Dalam surat itu, tertulis catatan kriminal seorang Calon Gubernur NTT bernama lengkap Victor Bungtilu Laiskodat. Sebelum surat ini muncul, rumor terkait catatan kriminal Vicky panggilan akrab Victor Laiskodat sudah sangat kencang dan santer di beberapa platform media. Dan akhirnya rumor itu terbukti ketika seorang pendukung Vicky memposting di jejaring WhatsApp Group (WAG) Paguyuban Flobamora. Tentu saja (member) penghuni group kaget sejadi-jadinya, karena selama ini banyak yang tak tahu ada catatan kriminal seorang calon Gubernur NTT. Sontak hal itu menjadi perdebatan sengit dan saling celah mencelah masing-masing para pendukung. Riak perdebatan kian sengit ketika catatan kriminal ini dikaitkan seluk beluk latar belakang Victor Laiskodat yang konon katanya sangat akrab dengan dunia mafioso, Asian Godfather.

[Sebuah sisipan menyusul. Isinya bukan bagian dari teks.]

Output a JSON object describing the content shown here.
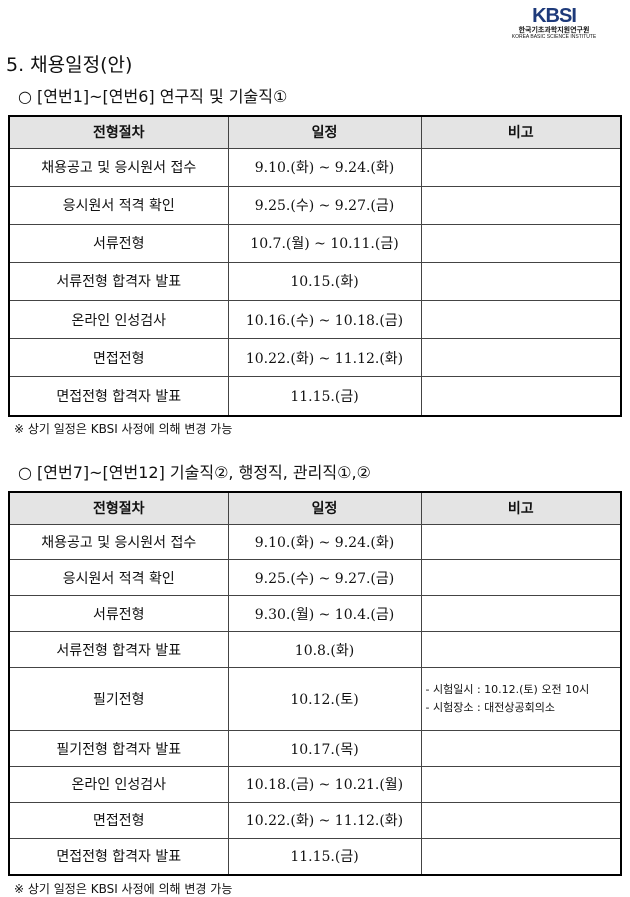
{
  "logo": {
    "mark": "KBSI",
    "korean": "한국기초과학지원연구원",
    "english": "KOREA BASIC SCIENCE INSTITUTE"
  },
  "title": "5. 채용일정(안)",
  "headers": [
    "전형절차",
    "일정",
    "비고"
  ],
  "section1": {
    "heading": "○ [연번1]~[연번6] 연구직 및 기술직①",
    "rows": [
      {
        "step": "채용공고 및 응시원서 접수",
        "date": "9.10.(화) ~ 9.24.(화)",
        "note": ""
      },
      {
        "step": "응시원서 적격 확인",
        "date": "9.25.(수) ~ 9.27.(금)",
        "note": ""
      },
      {
        "step": "서류전형",
        "date": "10.7.(월) ~ 10.11.(금)",
        "note": ""
      },
      {
        "step": "서류전형 합격자 발표",
        "date": "10.15.(화)",
        "note": ""
      },
      {
        "step": "온라인 인성검사",
        "date": "10.16.(수) ~ 10.18.(금)",
        "note": ""
      },
      {
        "step": "면접전형",
        "date": "10.22.(화) ~ 11.12.(화)",
        "note": ""
      },
      {
        "step": "면접전형 합격자 발표",
        "date": "11.15.(금)",
        "note": ""
      }
    ],
    "footnote": "※ 상기 일정은 KBSI 사정에 의해 변경 가능"
  },
  "section2": {
    "heading": "○ [연번7]~[연번12] 기술직②, 행정직, 관리직①,②",
    "rows": [
      {
        "step": "채용공고 및 응시원서 접수",
        "date": "9.10.(화) ~ 9.24.(화)",
        "note": ""
      },
      {
        "step": "응시원서 적격 확인",
        "date": "9.25.(수) ~ 9.27.(금)",
        "note": ""
      },
      {
        "step": "서류전형",
        "date": "9.30.(월) ~ 10.4.(금)",
        "note": ""
      },
      {
        "step": "서류전형 합격자 발표",
        "date": "10.8.(화)",
        "note": ""
      },
      {
        "step": "필기전형",
        "date": "10.12.(토)",
        "note": "- 시험일시 : 10.12.(토) 오전 10시",
        "note2": "- 시험장소 : 대전상공회의소"
      },
      {
        "step": "필기전형 합격자 발표",
        "date": "10.17.(목)",
        "note": ""
      },
      {
        "step": "온라인 인성검사",
        "date": "10.18.(금) ~ 10.21.(월)",
        "note": ""
      },
      {
        "step": "면접전형",
        "date": "10.22.(화) ~ 11.12.(화)",
        "note": ""
      },
      {
        "step": "면접전형 합격자 발표",
        "date": "11.15.(금)",
        "note": ""
      }
    ],
    "footnote": "※ 상기 일정은 KBSI 사정에 의해 변경 가능"
  }
}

Setidaknya ada beberapa catatan penting yang patut menjadi sorotan; Pertama, Catatan kriminal tersebut muncul pada saat Victor Laiskodat hendak maju menjadi calon Gubernur NTT. Ini tentu sangat baik, agar publik dapat melihat segala aspek yang melekat pada diri Laiskodat. Rekam jejak seorang mantan anggoa DPR ini harus dibuka secara terang benderang kehadapan publik.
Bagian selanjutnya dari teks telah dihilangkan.